When my family is upset I’m upset. My sister leaves as if she isn’t part of the family. I understand that you would want to walk away, but would if your family needs you? I guess my sister doesn’t realize what our family can be. Sometimes we have the greatest time in the world. It’s hard when my mom has bipolar. She over reacts about every problem. Then the problem becomes a huge problem. It’s as if the problems are my fault, but other people say it isn’t. Bipolar makes my mom over react about a lot. She is always running above normal on her emotions and actions.
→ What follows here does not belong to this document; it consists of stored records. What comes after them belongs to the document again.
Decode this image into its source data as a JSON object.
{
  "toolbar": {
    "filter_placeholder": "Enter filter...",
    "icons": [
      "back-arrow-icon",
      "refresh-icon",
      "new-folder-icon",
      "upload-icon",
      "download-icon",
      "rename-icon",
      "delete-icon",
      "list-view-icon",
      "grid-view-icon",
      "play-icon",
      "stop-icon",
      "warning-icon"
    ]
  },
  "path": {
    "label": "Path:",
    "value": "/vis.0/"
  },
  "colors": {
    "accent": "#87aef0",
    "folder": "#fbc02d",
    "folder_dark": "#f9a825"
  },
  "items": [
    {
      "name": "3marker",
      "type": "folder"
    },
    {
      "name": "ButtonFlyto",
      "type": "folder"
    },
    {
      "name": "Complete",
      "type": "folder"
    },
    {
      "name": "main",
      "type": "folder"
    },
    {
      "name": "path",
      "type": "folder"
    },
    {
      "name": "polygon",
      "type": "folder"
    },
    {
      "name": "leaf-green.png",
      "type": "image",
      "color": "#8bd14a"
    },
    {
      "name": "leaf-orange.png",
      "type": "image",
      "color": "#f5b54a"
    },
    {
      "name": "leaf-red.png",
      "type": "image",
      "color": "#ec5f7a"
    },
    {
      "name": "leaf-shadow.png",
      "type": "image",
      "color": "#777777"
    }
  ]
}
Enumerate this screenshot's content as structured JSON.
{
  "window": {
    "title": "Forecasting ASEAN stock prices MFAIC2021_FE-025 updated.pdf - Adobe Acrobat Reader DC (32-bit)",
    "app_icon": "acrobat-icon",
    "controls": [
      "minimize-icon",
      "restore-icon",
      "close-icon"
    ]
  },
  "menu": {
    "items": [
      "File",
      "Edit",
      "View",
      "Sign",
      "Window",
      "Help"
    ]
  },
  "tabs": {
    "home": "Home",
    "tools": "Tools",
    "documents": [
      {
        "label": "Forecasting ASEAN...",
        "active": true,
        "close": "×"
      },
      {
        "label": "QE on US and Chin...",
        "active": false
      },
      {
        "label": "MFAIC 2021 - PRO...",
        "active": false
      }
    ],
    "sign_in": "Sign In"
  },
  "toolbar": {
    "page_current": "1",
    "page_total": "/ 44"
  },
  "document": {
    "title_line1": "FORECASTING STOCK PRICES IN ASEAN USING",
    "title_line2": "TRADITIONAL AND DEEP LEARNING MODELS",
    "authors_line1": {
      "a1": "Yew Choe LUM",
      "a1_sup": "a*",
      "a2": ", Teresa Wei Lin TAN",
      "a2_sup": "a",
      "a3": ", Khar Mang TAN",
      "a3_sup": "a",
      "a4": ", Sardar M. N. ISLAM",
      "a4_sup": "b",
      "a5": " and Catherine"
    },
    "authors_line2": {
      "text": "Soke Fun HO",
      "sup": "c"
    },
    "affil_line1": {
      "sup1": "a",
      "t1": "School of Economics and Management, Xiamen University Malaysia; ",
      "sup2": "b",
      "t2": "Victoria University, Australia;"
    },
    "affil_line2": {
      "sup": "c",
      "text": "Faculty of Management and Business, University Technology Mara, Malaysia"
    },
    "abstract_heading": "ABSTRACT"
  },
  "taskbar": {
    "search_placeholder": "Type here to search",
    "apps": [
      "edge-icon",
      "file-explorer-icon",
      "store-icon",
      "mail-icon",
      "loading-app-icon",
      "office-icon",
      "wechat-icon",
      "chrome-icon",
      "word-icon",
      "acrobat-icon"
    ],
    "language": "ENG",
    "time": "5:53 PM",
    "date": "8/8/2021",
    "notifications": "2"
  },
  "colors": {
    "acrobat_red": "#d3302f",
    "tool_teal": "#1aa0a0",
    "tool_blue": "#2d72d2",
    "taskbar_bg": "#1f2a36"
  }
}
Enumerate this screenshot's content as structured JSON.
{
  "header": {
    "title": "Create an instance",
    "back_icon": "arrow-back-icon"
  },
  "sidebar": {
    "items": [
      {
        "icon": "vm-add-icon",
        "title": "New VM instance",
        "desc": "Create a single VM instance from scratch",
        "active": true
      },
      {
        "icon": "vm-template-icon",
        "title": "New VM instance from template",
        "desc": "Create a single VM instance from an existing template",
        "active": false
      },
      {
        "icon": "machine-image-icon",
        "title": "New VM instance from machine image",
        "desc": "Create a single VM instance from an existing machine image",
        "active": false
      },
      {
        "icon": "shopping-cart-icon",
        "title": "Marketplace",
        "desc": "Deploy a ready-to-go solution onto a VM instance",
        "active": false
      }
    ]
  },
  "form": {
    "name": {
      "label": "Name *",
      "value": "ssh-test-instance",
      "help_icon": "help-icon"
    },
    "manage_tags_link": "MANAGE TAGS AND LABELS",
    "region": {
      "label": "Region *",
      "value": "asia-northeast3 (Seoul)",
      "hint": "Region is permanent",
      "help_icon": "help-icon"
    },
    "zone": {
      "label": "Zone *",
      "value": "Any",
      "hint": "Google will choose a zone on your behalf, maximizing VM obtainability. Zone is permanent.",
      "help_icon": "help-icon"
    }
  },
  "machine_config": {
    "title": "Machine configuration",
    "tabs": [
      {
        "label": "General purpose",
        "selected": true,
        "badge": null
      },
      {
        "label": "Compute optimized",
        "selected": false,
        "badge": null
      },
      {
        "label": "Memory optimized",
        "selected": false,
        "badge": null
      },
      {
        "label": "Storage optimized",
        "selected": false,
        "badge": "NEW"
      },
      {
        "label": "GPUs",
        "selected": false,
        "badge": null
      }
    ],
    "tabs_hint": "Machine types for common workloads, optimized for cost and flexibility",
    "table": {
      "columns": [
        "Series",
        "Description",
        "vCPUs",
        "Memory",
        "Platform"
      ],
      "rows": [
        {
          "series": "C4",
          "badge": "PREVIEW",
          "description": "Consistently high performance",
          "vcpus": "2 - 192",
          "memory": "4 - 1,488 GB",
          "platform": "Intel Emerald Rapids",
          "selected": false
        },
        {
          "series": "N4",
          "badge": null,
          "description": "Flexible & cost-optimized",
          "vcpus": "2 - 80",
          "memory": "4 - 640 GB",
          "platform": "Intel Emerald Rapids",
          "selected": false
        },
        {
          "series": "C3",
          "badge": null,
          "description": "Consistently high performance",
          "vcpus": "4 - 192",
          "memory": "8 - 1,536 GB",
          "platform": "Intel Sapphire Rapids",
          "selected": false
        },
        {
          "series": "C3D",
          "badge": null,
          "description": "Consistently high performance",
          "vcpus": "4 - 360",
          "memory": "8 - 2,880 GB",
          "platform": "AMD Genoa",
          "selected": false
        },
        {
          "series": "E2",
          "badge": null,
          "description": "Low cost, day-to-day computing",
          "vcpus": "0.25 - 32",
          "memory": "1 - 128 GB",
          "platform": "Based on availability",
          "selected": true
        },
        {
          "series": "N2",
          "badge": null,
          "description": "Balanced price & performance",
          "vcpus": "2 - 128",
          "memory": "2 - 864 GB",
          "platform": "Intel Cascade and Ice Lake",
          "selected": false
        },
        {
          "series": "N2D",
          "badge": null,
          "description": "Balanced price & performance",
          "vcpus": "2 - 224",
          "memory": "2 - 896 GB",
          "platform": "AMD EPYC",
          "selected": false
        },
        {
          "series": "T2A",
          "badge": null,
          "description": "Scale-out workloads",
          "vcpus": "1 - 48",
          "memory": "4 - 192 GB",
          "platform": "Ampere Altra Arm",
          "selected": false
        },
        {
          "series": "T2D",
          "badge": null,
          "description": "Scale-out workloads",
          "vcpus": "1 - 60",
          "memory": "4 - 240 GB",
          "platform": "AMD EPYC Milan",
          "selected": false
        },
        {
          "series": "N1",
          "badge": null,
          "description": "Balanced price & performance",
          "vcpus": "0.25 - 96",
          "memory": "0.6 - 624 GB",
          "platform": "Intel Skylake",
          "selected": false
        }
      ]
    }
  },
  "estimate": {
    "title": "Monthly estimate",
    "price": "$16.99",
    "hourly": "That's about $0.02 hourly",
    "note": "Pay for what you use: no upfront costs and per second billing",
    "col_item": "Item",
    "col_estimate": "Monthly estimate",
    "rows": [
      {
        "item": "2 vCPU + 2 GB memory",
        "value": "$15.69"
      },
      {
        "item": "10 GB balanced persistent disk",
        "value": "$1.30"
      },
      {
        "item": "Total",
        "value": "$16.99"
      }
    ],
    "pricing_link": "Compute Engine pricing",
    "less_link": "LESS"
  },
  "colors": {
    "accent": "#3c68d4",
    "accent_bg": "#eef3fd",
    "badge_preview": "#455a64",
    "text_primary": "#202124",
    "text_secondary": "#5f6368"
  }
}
My dad isn’t around enough to be dad, but he tries hard. He works fourteen hours a day. Sometimes he goes over to his friend’s house to drink. I’ll be mad if he messes up again with drinking and driving. When that happened he went to jail with work release for five and half months. After, I felt like I had to support myself. I’m not ready to do that. It’s as if no one cares, but deep down we all do even my sister.
The decisions I’m making affect my parents because they want me to have the safest careers. My wish is to be in the Marines or Navy and my dad will support me, but my mom despises war. My mom won’t support me unless I become a teacher like she used to be. My mom and I fight about everything. I became mad because she doesn’t have a job. If she can’t support herself then why does she give me advice?! I know she cares, but she won’t let me make my own mistakes. I’m just going my own way. That way I’ll be happy.
In conclusion, I love my family because of good times and now that my dad has a steady job I feel like we are repairing the family. Soon we will appear to be like the Brady Bunch family. When we become a close family maybe we can have family dinners! I still have one unanswered question. Why do adults have children if there just going to make the same mistakes over and over?!